The Loki configurations can be found on charts/seed-bootstrap/charts/loki/templates/loki-configmap.yaml

The main specifications there are:

  • Index configuration: Currently is used the following one:
    schema_config:
      configs:
      - from: 2018-04-15
        store: boltdb
        object_store: filesystem
        schema: v11
        index:
          prefix: index_
          period: 24h
  • from: is the date from which logs collection is started. Using a date in the past is okay.
  • store: The DB used for storing the index.
  • object_store: Where the data is stored
  • schema: Schema version which should be used (v11 is currently recommended)
  • index.prefix: The prefix for the index.
  • index.period: The period for updating the indices

Adding of new index happens with new config block definition. from field should start from the current day + previous index.period and should not overlap with the current index. The prefix also should be different

    schema_config:
      configs:
      - from: 2018-04-15
        store: boltdb
        object_store: filesystem
        schema: v11
        index:
          prefix: index_
          period: 24h
      - from: 2020-06-18
        store: boltdb
        object_store: filesystem
        schema: v11
        index:
          prefix: index_new_
          period: 24h
  • chunk_store_config Configuration
    chunk_store_config: 
      max_look_back_period: 336h

chunk_store_config.max_look_back_period should be the same as the retention_period

  • table_manager Configuration
    table_manager:
      retention_deletes_enabled: true
      retention_period: 336h

table_manager.retention_period is the living time for each log message.
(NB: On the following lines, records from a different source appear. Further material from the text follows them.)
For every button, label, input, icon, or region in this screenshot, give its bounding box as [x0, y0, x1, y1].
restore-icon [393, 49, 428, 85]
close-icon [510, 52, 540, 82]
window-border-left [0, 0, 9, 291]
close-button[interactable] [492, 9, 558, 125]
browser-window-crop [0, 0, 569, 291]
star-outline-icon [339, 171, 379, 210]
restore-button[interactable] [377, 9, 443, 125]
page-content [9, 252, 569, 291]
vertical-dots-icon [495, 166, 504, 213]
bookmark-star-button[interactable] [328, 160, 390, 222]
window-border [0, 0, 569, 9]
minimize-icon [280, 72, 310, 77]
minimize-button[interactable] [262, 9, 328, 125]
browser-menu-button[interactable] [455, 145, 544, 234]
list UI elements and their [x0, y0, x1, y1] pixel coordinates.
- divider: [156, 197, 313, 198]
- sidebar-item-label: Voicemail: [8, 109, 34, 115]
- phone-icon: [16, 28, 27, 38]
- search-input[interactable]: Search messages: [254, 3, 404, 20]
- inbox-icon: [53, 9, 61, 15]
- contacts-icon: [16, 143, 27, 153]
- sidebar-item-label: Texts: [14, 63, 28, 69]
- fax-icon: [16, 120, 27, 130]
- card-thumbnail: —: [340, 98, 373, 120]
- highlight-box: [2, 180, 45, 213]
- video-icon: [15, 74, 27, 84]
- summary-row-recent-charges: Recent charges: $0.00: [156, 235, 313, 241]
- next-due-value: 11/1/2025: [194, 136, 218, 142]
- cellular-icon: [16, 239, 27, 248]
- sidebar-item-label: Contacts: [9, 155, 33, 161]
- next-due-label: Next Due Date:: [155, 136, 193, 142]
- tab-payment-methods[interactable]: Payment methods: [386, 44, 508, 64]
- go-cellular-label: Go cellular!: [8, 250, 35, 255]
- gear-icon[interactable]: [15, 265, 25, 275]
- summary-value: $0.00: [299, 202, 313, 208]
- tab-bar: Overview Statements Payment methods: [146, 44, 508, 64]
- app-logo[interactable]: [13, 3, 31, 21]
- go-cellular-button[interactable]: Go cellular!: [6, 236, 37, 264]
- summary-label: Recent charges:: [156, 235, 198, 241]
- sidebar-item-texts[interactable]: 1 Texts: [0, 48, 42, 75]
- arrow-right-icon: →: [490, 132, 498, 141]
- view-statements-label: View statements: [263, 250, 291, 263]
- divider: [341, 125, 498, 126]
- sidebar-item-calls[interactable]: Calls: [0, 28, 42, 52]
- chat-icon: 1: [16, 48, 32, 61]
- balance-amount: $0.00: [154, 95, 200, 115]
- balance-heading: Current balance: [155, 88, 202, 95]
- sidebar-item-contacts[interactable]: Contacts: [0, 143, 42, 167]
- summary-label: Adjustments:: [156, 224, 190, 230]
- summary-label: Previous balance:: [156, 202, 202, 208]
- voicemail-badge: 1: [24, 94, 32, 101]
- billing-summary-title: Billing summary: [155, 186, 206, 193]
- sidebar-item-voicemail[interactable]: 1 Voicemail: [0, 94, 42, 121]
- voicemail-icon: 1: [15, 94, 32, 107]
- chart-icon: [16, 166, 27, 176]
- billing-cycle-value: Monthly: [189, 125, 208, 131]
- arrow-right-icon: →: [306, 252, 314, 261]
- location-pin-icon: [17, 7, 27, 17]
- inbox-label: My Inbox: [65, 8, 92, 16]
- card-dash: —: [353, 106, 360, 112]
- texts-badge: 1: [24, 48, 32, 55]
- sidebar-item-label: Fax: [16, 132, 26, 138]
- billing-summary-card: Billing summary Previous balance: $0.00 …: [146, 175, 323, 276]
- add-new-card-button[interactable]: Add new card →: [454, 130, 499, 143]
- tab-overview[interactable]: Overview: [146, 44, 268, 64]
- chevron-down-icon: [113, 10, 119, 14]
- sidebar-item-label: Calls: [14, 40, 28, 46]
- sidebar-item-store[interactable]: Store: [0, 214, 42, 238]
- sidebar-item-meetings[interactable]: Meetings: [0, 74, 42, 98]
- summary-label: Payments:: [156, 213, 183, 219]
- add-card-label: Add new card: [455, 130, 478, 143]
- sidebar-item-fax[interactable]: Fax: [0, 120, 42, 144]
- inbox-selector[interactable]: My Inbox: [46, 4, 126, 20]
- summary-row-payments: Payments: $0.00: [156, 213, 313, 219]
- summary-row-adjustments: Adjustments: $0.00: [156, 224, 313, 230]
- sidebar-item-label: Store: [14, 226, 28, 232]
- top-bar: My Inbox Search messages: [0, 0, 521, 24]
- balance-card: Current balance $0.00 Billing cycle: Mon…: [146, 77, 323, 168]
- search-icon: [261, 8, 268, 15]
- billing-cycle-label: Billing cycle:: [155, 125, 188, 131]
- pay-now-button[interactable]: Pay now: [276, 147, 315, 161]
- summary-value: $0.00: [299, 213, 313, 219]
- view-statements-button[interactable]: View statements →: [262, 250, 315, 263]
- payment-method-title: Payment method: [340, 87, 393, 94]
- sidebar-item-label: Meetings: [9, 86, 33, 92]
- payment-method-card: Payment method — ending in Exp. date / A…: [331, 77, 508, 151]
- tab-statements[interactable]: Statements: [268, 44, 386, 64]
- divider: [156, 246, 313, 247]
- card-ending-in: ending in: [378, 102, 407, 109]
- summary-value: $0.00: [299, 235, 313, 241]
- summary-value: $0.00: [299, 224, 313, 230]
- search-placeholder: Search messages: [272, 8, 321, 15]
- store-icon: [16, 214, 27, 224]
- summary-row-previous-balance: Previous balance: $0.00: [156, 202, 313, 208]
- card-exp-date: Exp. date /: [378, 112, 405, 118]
Loki will keep messages for sure for (table_manager.retention_period - index.period) time due to specification in the Loki implementation.

Grafana

The Grafana configurations can be found on charts/seed-bootstrap/charts/templates/grafana/grafana-datasources-configmap.yaml and charts/seed-monitoring/charts/grafana/tempates/grafana-datasources-configmap.yaml

This is the Loki configuration that Grafana uses:

    - name: loki
      type: loki
      access: proxy
      url: http://loki.{{ .Release.Namespace }}.svc:3100
      jsonData:
        maxLines: 5000
  • name: is the name of the datasource
  • type: is the type of the datasource
  • access: should be set to proxy
  • url: Loki’s url
  • svc: Loki’s port
  • jsonData.maxLines: The limit of the log messages which Grafana will show to the users.

Decrease this value if the browser works slowly!